Un PSG « un peu mou »


Le PSG est reparti de Marseille avec un bon point (2-2). Sur le fond, c’est tout bon. Sur la forme, le club de la capitale a manqué de mordant.

L’arbre qui cache la forêt. Dans le rôle de l’arbre, Zlatan Ibrahimovic. Dans celui de la forêt, le Paris Saint-Germain. Si le club de la capitale, deuxième du Championnat de France, est reparti des Bouches-du-Rhône avec un point dans sa musette et reste à trois longueurs de l’Olympique de Marseille, il le doit à 99% à l’international suédois, auteur d’un doublé en moins de temps qu’il ne faut pour le dire. D’accord, on exagère un petit peu. Mais la vérité n’est pas très éloignée tant le PSG a manqué d’énergie, quatre jours après s’être incliné à Porto (1-0) lors de la deuxième journée de la Ligue des champions. Le club de la capitale a passé deux tests cette semaine, à l’extérieur il est vrai. Il n’en a gagné aucun.

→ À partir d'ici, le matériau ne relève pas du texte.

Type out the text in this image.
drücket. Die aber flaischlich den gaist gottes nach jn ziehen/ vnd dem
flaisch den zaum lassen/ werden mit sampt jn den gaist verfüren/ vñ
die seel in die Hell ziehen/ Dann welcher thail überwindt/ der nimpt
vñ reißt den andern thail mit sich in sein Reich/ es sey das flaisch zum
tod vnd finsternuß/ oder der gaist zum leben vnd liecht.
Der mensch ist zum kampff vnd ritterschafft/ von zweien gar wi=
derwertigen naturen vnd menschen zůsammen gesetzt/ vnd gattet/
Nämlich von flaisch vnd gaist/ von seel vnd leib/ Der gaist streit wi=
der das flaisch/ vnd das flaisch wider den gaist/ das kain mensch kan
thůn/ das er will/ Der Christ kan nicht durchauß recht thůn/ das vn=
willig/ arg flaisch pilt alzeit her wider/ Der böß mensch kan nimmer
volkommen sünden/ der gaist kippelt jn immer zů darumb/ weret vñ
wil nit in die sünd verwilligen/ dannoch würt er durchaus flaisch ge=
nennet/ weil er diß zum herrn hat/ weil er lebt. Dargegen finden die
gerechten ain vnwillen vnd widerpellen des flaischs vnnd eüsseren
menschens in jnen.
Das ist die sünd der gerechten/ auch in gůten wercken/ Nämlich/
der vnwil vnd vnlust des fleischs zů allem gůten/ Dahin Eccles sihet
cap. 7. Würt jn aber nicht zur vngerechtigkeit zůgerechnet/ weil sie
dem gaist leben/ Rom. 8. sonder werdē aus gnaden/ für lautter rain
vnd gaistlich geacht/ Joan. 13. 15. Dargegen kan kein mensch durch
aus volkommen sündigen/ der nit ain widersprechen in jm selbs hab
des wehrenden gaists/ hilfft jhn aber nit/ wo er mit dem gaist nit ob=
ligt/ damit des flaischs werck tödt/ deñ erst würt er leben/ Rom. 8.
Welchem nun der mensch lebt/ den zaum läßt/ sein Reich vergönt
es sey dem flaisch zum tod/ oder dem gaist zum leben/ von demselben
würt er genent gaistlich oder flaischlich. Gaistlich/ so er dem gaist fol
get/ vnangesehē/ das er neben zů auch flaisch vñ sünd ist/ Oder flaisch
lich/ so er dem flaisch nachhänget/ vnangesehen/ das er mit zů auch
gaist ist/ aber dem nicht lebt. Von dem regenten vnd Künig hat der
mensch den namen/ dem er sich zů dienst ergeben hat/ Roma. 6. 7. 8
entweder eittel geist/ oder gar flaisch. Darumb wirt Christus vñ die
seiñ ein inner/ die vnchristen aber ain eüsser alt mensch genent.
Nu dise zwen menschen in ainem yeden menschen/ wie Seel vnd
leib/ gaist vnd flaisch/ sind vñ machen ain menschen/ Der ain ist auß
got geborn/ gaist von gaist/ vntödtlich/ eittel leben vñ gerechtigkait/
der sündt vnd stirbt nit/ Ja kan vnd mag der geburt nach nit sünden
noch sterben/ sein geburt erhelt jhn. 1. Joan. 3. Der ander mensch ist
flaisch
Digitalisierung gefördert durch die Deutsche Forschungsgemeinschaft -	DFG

A Marseille, le PSG n’a pas semblé dans son assiette d’entrée de jeu. A l’image du match de l’an passé, les joueurs de Carlo Ancelotti se sont montrés en retrait dans l’impact physique et, comme en novembre 2011, ont encaissé le premier but. A l’époque, ils en avaient pris deux de plus sans en rendre un seul. Mais à l’époque, Paris n’avait pas Zlatan. En deux minutes chrono, le Suédois a montré combien il était indispensable. Une reprise « zlatanesque » et un coup franc surpuissant ont fait le reste. Ils ont offert au Paris Saint-Germain un avantage que la physionomie du début de match ne laissait présager. La suite, c’est un deuxième but olympien et une seconde période décevante de la part des deux équipes.

Armand : « On aurait pu mieux faire »

« C’est un point pris à l’extérieur. Mais on s’est senti un peu mou, on a manqué un peu de rythme et d’intensité. On aurait pu mieux faire », a jugé Sylvain Armand après la rencontre. Constat partagé par Blaise Matuidi, qui a eu maille à partir avec Morgan Amalfitano : « On est déçus de ne pas avoir gagné car on avait plutôt la maîtrise du jeu. On a manqué un peu d’intensité. (…) Ils ont été agressifs, mais ils avaient prévenu. On a essayé de répondre par le jeu mais, malheureusement, on n’a pas eu le résultat que l’on espérait. »

Ce résultat, le club de la capitale serait peut-être allé le chercher sans un crochet par le Portugal, mercredi. C’est ce qu’ont jugé une partie des acteurs de la partie. Excuse recevable. Mais qui ne justifie en rien le manque d’imagination et de mordant des Parisiens. Javier Pastore n’avait joué que dix minutes à Porto. Cela ne l’a pas empêché de sortir une prestation indigente durant le temps que Carlo Ancelotti lui a laissé sur la pelouse du stade Vélodrome. « En deuxième période, nous aurions pu donner plus de vitesse et d’intensité, mais l’adversaire n’est pas facile. Nous étions un peu fatigués. Il y a eu le match de mercredi et le voyage… », a analysé l’entraîneur du PSG, qui, au-delà du point pris, s’est réjoui d’une chose. Devinez laquelle ? « Ibrahimovic est bien utilisé dans notre jeu, il marque et c’est bon pour nous. Zlatan est un grand joueur, il a de grandes qualités, mais il est aussi très utile à l’équipe. » L’arbre donne belle allure à cette forêt.